By January 12, 2016 Read More →

State severance tax revenues decline as fossil fuel prices drop

Texas tax revenue from natural gas (48%) and oil (51%) were down significantly in 2015

Several states that collect significant revenue from severance taxes on fossil fuel extraction are re-evaluating current and upcoming operating budgets and taxation structures to address revenue shortfalls, according to the US Energy Information Administration.


Source: Department of Commerce, U.S. Census Bureau, Quarterly Summary of State and Local Taxes

Severance taxes are often imposed on the extraction of nonrenewable resources such as crude oil, natural gas, and coal.

Lower fossil fuel prices, and in some cases, lower production, have led to lower severance tax receipts than were expected when revenue estimates were developed.

Six states strongly affected by this budget squeeze are Alaska, Texas, North Dakota, Wyoming, Oklahoma, and West Virginia.

Texas: The comptroller of Texas reports that as of Nov. 2015, revenues from natural gas production and oil production and regulation were down 48 per cent and 51 per cent, respectively, from a year ago.

Texas’s economy is more diversified than that of other major oil-producing states, and severance taxes account for a lower per cent of its tax total receipts (11 per cent in 2014), meaning Texas can likely respond to the lower severance tax receipts without drastic changes to its enacted 2016 budget.

Alaska: Alaska’s severance tax revenue has fallen further and faster than other states because its tax is based on the operators’ net income rather than on the value or volume of oil extracted. In 2015, when average net incomes after operating and capital expenses were near zero, the state derived practically no revenue from this tax, versus more than $5 billion in 2012. Based on 2014 data, severance taxes accounted for about 72 per cent of the state’s tax revenue. Given the sharp decline in severance tax revenues, the governor recently proposed a 6 per cent state income tax as well as scaling back the payout of dividends to residents from Alaska’s Permanent Fund.

North Dakota: Despite oil production volumes remaining largely flat throughout 2015, total severance tax revenues fell from more than $3.5 billion in 2014 to $2 billion in 2015 as oil prices declined. The state’s general fund budget collections from July through Nov. 2015, the first five months of the 2015-17 two-year budgeting period, were $152 million, which was 8.9 per cent below the budgetary forecast. The below-budget revenue was attributed to weaker sales tax collections, which are in part driven by oil exploration and production in the Bakken region. If projected revenue remains 97.5 per cent or less of the budgeted amount, across-the-board spending reductions would be imposed for most state agencies.

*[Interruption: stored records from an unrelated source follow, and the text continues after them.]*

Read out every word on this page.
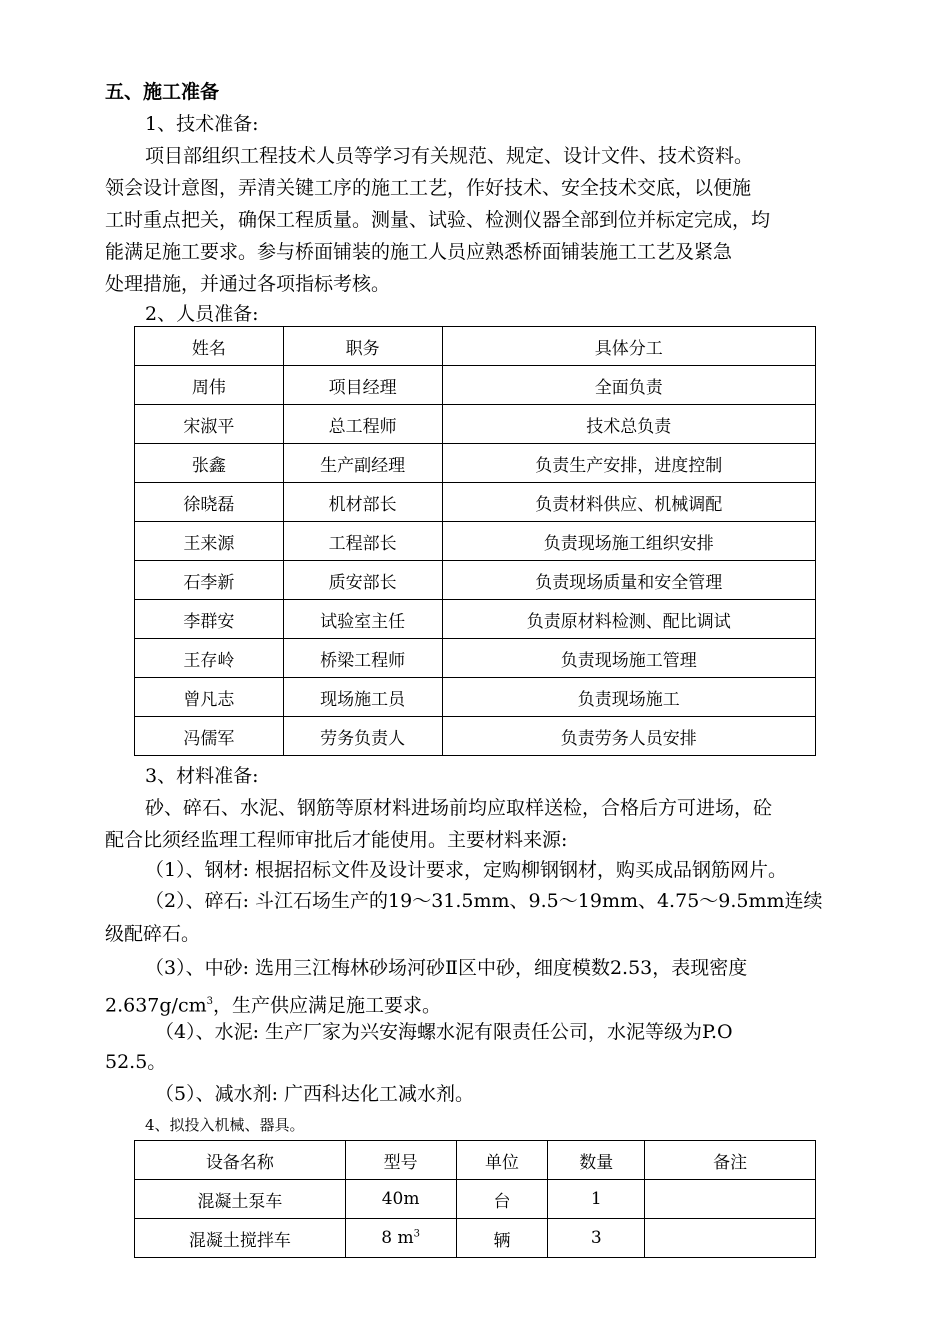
五、施工准备
1、技术准备:
项目部组织工程技术人员等学习有关规范、规定、设计文件、技术资料。
领会设计意图，弄清关键工序的施工工艺，作好技术、安全技术交底，以便施
工时重点把关，确保工程质量。测量、试验、检测仪器全部到位并标定完成，均
能满足施工要求。参与桥面铺装的施工人员应熟悉桥面铺装施工工艺及紧急
处理措施，并通过各项指标考核。
2、人员准备:
姓名	职务	具体分工
周伟	项目经理	全面负责
宋淑平	总工程师	技术总负责
张鑫	生产副经理	负责生产安排，进度控制
徐晓磊	机材部长	负责材料供应、机械调配
王来源	工程部长	负责现场施工组织安排
石李新	质安部长	负责现场质量和安全管理
李群安	试验室主任	负责原材料检测、配比调试
王存岭	桥梁工程师	负责现场施工管理
曾凡志	现场施工员	负责现场施工
冯儒军	劳务负责人	负责劳务人员安排
3、材料准备:
砂、碎石、水泥、钢筋等原材料进场前均应取样送检，合格后方可进场，砼
配合比须经监理工程师审批后才能使用。主要材料来源:
（1）、钢材: 根据招标文件及设计要求，定购柳钢钢材，购买成品钢筋网片。
（2）、碎石: 斗江石场生产的19～31.5mm、9.5～19mm、4.75～9.5mm连续
级配碎石。
（3）、中砂: 选用三江梅林砂场河砂Ⅱ区中砂，细度模数2.53，表现密度
$2.637g/cm^3$，生产供应满足施工要求。
（4）、水泥: 生产厂家为兴安海螺水泥有限责任公司，水泥等级为P.O
52.5。
（5）、减水剂: 广西科达化工减水剂。
4、拟投入机械、器具。
设备名称	型号	单位	数量	备注
混凝土泵车	40m	台	1	
混凝土搅拌车	8 $m^3$	辆	3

Source: Department of Commerce, U.S. Census Bureau, Quarterly Summary of State and Local Taxes Note: In Wyoming, revenue collections for the production year are due in February, and third quarter payments are not required.

Wyoming: Mineral severance taxes from oil, natural gas, and coal production, along with associated federal mineral royalties, are the primary revenue sources for Wyoming. Severance taxes alone accounted for 39 per cent of the state’s receipts in 2014. However, despite recent increases in oil production, Wyoming is seeing lower revenue projections in response to lower oil prices and declining natural gas and coal production. In Oct. 2015, the state revised its 2015-18 severance tax projections downward by nearly $160 million from Jan. 2015 projections.

Oklahoma: Although severance taxes accounted for 8 per cent of Oklahoma’s revenue collections in 2014, collections from state sales taxes and individual and corporate income taxes are also significantly affected by oil and natural gas prices. The state faces a fiscal year 2017 budget deficit of $900 million on a general fund budget of nearly $7 billion. In Dec. 2015 the state declared a revenue failure, which requires state agencies to reduce spending, and allows for use up to 37.5 per cent of the state’s budget stabilization fund.

West Virginia: Severance taxes accounted for 13 per cent of West Virginia’s tax revenues in 2014. Falling coal production and low natural gas prices in the third quarter of 2015 resulted in the lowest total tax collection since 2008, mostly as a result of decreased severance tax receipts, helping create a projected fiscal year 2016 budget deficit of more than $250 million. West Virginia’s coal production in 2015 was down more than 15 per cent from 2014. Lower natural gas prices have more than offset an increase in the state’s natural gas production, resulting in lower natural gas severance tax receipts. In Oct. 2015, the governor announced 4 per cent reductions to budgets for most state agencies.